5 things your crash diet failure could teach you about financial fitness

Ruth Davies 11 August 2014

Ever found yourself frantically researching the latest diet fad as the threat of “swimsuit season” hangs over your head?… fast forward a couple of months and you’ve taken radical measures to lose a few pounds, only to put the weight straight back on again.

This can be a disheartening experience – not to mention dangerous and unhealthy – but what if you could learn from it and apply the lessons to other areas of your life? Research suggests that the way to change your behaviour in the long term is to change your habits, so we’re taking a look at how your crash diet failure could help you to take back control of your money.

1. Focus on the big picture

Crash dieting normally requires you to focus entirely on the minute details of the here-and-now, without giving much thought to the future – which often means that little long-term change is achieved. This can also be a problem when it comes to the way you manage your money. Sitting down and making a monthly budget is easy, but it doesn’t give you the full picture of your financial health. As well as curbing your spending in the short term, you need to make sure that your plan is working towards your long-term financial goals. For example, once you’ve decided to save some money by cutting out takeaways, what are you going to use it for?

2. Your goals need to be achievable

Another mistake often made by the crash dieter is aiming for a goal that simply isn’t realistic; for example, telling yourself that sticking to a diet for a month will make you look like Beyoncé is simply setting yourself up to fail. Equally, aiming to become a multi-millionaire in six months is probably an unrealistic money goal and therefore pointless. Instead, take an in-depth look at your whole financial picture and work out what you can realistically achieve, then set smaller goals which will help you regularly measure your progress.

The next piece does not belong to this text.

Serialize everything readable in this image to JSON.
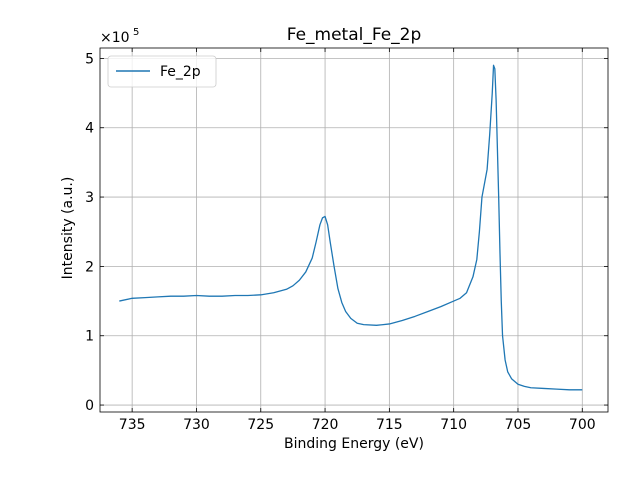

3. Remember to treat yourself

People say that the secret to healthy eating is “everything in moderation”. If your dieting regime is too harsh, it can be very easy to lose motivation. What usually happens is that, when you inevitably do falter from your ultra-strict diet, the voice in your head says something like “oh well I’ve already failed, so I might as well eat that cake.” The same thing can happen with your monthly budget; when you say “I’m not going to spend any money on X this month” it’s only a matter of time before you crack and end up going on a huge spree. Clearly this isn’t a sustainable strategy; make sure your financial plan includes having some fun!

4. Stay positive

When you’re on a diet, it can sometimes feel like cakes and chocolate are suddenly everywhere. Focussing on the things you’re giving up can make the process stressful, as well as making you more likely to crack and give into temptation. The same applies if you’re trying to put aside a significant amount of money. Instead of dwelling on the sacrifices you may be making, concentrate on where you’ll be when you’ve achieved your goal; how will you feel when you’ve finally saved enough for a house deposit, or cleared your credit card debt?

5. Don’t give up when it gets difficult

Because crash diets are so extreme and solely for the short-term gain, it can be tempting to give up when it gets hard. The route to better physical – and financial – health isn’t always easy, but if you put in the effort you can reap the rewards. MoneyHub can help you along the way, putting you right at the centre of your financial world, helping you to make the right choices and enabling you to quickly adjust your plan if something goes wrong.

If crash dieting hasn’t worked for you, maybe it’s time to learn from your mistakes and apply those lessons to your finances.